Whereas CommonSense’s 6,000-square-foot prototype in Tel Aviv fills nonfood orders — a less complex undertaking meant to test and hone its technology — its future sites will be larger, contain three temperature zones and be able to handle the full assortment of grocery products. The company takes a per-item fee from grocers and can offer customer pickup from its site or from grocery stores. Peled, however, says the tech firm is betting on home delivery as the preferred method for consumers as prices come down and quality goes up.
"We want to build our networks to offer 100% home delivery that is free and within one hour," he told Grocery Dive, noting that CommonSense doesn't handle delivery itself, but can interface with retailers or a third-party service like Uber.
As consumer interest and competition in online grocery heats up, automated fulfillment is gaining traction with retailers as an ostensibly faster, cheaper alternative to the store-focused, manual picking operations that most companies currently rely on. In addition to Kroger's landmark deal with Ocado and Walmart's one-store pilot in New Hampshire, Sedano's recently began sourcing online orders from a micro-fulfillment center built by Takeoff Technologies.
Meanwhile, Stop & Shop plans to open a fulfillment center in partnership with Takeoff early next year. The location, which is 80% complete, will service some of the chain’s newly updated stores in Connecticut.
"More than anything else, it's going to help us with speed," Stop & Shop president Mark McGowan told Grocery Dive in an interview. "It’s going to get our timing as close to consumer expectations as possible."

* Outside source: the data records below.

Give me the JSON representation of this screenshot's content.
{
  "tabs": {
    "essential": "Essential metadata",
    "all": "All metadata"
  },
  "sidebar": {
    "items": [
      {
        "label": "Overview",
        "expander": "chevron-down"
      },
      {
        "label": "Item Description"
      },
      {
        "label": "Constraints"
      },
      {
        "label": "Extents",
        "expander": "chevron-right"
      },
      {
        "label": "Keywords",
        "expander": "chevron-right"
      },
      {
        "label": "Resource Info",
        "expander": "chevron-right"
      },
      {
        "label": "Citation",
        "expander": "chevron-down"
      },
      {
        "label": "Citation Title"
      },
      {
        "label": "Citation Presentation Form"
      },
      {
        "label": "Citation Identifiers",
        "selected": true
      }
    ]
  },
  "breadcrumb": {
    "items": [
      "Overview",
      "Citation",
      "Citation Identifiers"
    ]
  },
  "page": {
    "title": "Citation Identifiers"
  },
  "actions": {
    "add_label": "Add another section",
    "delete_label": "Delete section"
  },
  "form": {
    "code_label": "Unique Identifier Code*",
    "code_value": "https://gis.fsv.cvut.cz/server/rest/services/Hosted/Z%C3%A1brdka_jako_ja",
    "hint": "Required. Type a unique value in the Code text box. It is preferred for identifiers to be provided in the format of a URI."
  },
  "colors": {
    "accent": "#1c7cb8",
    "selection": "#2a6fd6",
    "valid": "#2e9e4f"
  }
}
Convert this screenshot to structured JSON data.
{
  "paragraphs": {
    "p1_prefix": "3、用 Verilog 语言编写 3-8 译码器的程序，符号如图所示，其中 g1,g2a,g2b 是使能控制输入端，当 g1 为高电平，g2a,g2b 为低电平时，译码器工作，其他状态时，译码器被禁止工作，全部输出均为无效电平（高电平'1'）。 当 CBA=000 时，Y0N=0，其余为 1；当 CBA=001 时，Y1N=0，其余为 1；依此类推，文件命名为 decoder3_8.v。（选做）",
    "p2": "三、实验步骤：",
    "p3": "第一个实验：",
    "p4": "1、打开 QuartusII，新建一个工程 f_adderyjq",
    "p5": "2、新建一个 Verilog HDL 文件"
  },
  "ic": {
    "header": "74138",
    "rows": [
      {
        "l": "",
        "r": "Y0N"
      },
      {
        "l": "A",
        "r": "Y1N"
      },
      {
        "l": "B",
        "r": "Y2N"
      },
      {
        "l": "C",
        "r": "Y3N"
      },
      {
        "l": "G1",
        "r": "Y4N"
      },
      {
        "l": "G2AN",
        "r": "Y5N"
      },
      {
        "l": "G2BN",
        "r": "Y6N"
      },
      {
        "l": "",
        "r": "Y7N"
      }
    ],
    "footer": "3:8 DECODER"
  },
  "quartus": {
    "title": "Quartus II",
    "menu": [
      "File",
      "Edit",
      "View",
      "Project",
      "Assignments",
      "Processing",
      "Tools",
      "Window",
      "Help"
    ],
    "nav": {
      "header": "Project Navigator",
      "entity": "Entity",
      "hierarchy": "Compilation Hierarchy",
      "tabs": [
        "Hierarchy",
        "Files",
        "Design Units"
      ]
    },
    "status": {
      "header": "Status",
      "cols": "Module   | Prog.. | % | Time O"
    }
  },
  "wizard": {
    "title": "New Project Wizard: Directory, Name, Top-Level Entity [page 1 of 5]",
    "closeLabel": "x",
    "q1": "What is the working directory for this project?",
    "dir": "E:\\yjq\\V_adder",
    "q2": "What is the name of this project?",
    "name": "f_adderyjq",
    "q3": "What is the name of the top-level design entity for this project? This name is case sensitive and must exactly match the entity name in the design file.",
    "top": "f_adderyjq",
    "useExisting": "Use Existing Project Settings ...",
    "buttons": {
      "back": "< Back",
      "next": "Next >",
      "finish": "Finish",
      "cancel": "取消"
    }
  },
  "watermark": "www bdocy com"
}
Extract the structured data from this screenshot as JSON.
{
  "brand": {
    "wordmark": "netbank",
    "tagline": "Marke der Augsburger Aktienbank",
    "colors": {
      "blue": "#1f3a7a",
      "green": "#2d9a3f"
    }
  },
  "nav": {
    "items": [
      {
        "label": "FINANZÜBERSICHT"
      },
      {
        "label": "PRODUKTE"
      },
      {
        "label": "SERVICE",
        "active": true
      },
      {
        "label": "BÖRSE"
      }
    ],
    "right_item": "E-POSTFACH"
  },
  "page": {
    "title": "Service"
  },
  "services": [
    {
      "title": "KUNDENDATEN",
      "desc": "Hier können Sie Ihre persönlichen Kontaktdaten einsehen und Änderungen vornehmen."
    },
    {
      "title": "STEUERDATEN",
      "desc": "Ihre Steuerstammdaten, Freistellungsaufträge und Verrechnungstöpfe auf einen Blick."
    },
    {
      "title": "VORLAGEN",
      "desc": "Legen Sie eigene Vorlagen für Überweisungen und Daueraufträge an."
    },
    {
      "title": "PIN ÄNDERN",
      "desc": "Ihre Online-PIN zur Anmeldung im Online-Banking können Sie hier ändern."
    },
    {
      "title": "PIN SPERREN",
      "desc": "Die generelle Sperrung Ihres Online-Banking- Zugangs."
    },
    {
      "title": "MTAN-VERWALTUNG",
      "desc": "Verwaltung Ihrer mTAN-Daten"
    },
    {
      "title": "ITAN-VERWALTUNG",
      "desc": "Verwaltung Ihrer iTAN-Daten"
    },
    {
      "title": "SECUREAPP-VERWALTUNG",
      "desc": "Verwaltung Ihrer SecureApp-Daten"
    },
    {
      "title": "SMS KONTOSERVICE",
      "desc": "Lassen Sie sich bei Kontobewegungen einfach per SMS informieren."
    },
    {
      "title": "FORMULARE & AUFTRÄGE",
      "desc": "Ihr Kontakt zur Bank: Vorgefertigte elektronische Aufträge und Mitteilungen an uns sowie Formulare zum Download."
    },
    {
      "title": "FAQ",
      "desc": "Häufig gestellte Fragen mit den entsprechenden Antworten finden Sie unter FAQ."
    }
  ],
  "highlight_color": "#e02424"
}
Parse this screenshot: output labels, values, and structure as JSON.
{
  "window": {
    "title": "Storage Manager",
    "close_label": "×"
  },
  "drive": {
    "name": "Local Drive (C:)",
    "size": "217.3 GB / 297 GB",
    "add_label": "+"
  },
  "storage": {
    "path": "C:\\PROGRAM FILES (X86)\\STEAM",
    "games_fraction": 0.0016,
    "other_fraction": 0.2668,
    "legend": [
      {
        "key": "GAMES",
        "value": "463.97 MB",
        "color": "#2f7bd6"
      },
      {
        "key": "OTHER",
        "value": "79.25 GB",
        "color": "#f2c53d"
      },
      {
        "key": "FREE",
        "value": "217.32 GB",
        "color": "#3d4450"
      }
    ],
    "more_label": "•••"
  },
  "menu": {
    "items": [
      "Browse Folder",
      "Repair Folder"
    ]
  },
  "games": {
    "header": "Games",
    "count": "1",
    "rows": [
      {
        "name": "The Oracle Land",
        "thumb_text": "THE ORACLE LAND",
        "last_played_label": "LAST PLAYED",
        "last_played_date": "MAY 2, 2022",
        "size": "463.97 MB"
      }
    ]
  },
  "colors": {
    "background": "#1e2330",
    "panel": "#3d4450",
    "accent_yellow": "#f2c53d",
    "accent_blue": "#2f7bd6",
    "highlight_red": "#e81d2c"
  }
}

Automated fulfillment firms like CommonSense promise to bring down fulfillment costs for grocers, which should allow them to lower one of the biggest barriers to online grocery: delivery fees. This could accelerate consumer demand for e-grocery, especially if these automation firms can keep quality and execution levels high.
Automation isn't just happening in online fulfillment. Retailers are bringing robots into their aisles to check inventory and scan for out-of-stocks. Grocers are also relying on automation in their distribution centers and in their stocking operations. As retailers’ bottom lines continue to come under pressure, look for increased automation across all parts of the store.